Begin to untangle the wires.
Begin to untangle the wires.Sex and pleasure is good; the shame is not. Rejection or inconsideration may be expected, but disasterizing about the future and trashing you self image is not. Boredom is part of life; sinking into addictive behaviors is not. That said, being aware of these negative connections, pushing back, and consciously over-riding those thoughts through active positive self-talk, will begin to set new connections. Mark realizing that he behaved honestly and well on the date and that what happened after says more about the other person than about him and his future is an important step towards uncoupling, as well as a healthy dose of reality.

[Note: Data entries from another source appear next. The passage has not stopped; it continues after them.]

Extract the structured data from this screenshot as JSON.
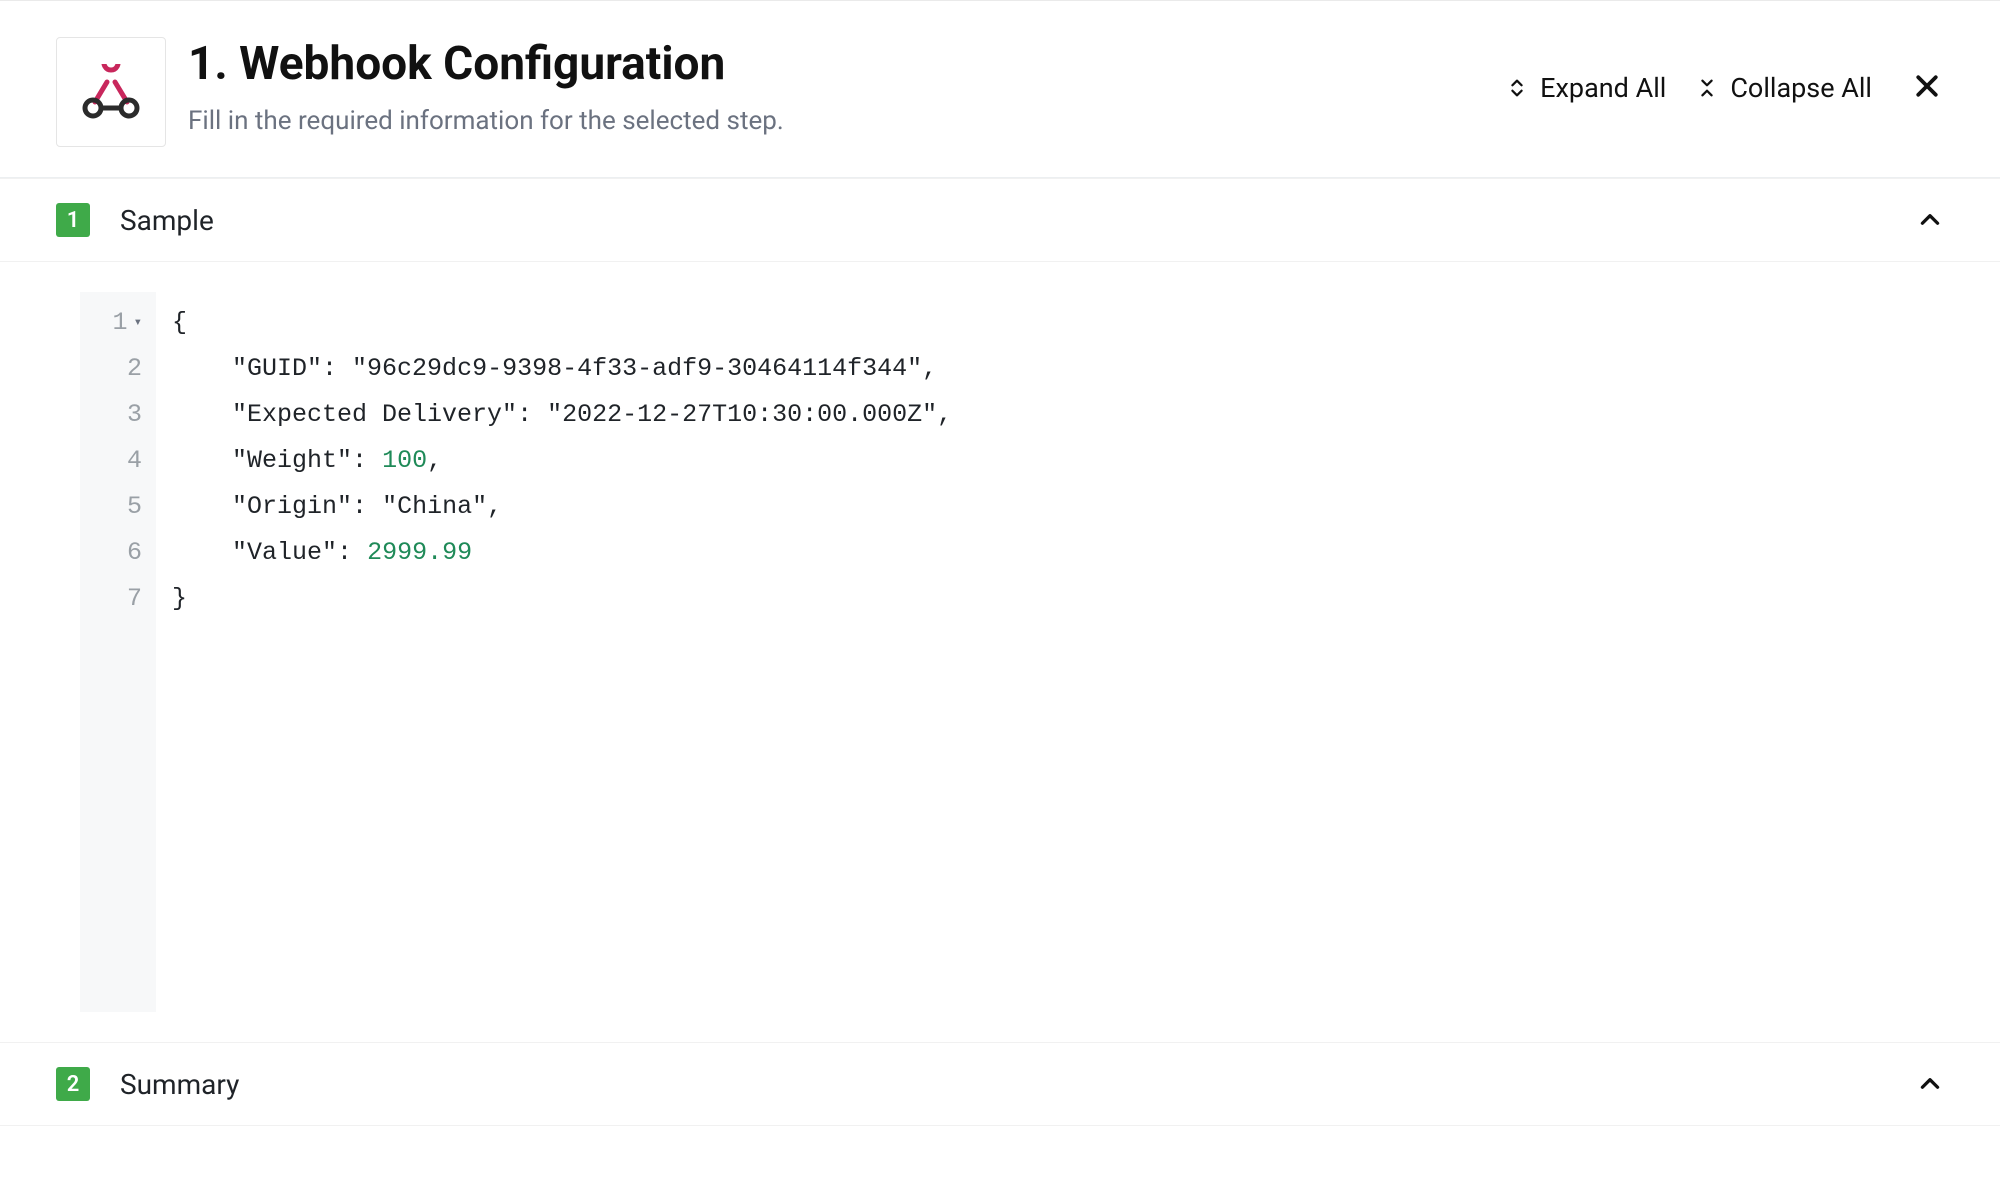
{
  "header": {
    "title": "1. Webhook Configuration",
    "subtitle": "Fill in the required information for the selected step.",
    "expand_label": "Expand All",
    "collapse_label": "Collapse All"
  },
  "sections": [
    {
      "num": "1",
      "title": "Sample"
    },
    {
      "num": "2",
      "title": "Summary"
    }
  ],
  "code_lines": [
    {
      "n": "1",
      "fold": true,
      "tokens": [
        {
          "t": "{",
          "cls": "punct"
        }
      ]
    },
    {
      "n": "2",
      "tokens": [
        {
          "t": "    ",
          "cls": "plain"
        },
        {
          "t": "\"GUID\"",
          "cls": "key"
        },
        {
          "t": ": ",
          "cls": "punct"
        },
        {
          "t": "\"96c29dc9-9398-4f33-adf9-30464114f344\"",
          "cls": "str"
        },
        {
          "t": ",",
          "cls": "punct"
        }
      ]
    },
    {
      "n": "3",
      "tokens": [
        {
          "t": "    ",
          "cls": "plain"
        },
        {
          "t": "\"Expected Delivery\"",
          "cls": "key"
        },
        {
          "t": ": ",
          "cls": "punct"
        },
        {
          "t": "\"2022-12-27T10:30:00.000Z\"",
          "cls": "str"
        },
        {
          "t": ",",
          "cls": "punct"
        }
      ]
    },
    {
      "n": "4",
      "tokens": [
        {
          "t": "    ",
          "cls": "plain"
        },
        {
          "t": "\"Weight\"",
          "cls": "key"
        },
        {
          "t": ": ",
          "cls": "punct"
        },
        {
          "t": "100",
          "cls": "num"
        },
        {
          "t": ",",
          "cls": "punct"
        }
      ]
    },
    {
      "n": "5",
      "tokens": [
        {
          "t": "    ",
          "cls": "plain"
        },
        {
          "t": "\"Origin\"",
          "cls": "key"
        },
        {
          "t": ": ",
          "cls": "punct"
        },
        {
          "t": "\"China\"",
          "cls": "str"
        },
        {
          "t": ",",
          "cls": "punct"
        }
      ]
    },
    {
      "n": "6",
      "tokens": [
        {
          "t": "    ",
          "cls": "plain"
        },
        {
          "t": "\"Value\"",
          "cls": "key"
        },
        {
          "t": ": ",
          "cls": "punct"
        },
        {
          "t": "2999.99",
          "cls": "num"
        }
      ]
    },
    {
      "n": "7",
      "tokens": [
        {
          "t": "}",
          "cls": "punct"
        }
      ]
    }
  ]
}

Reconnect what is good to new contacts. Mark needs to think about what was good about the date and think of ways to build on them -- it may be appreciating his openness -- or realize what was not and learn his lesson -- lowering his expectations a bit, or being more selective on who he asks out. If unhealthy addictive behaviors are paired with boredom, untangle and experiment with re-pairing boredom with more positive antidotes like exercise or simply planning ahead for potentially known down-times. If some parts of sex are associated with feeling of being cared for or appreciated, try thinking of other sources for acquiring these feeling apart from sex to untangle them with the overall bundle.
Will the new rewiring replace the old and feel the same? Absolutely not, at least not at first. The connections are new, the current, so to speak, is weaker. But with a willingness to experiment and patience to allow the rewiring to happen, things may change.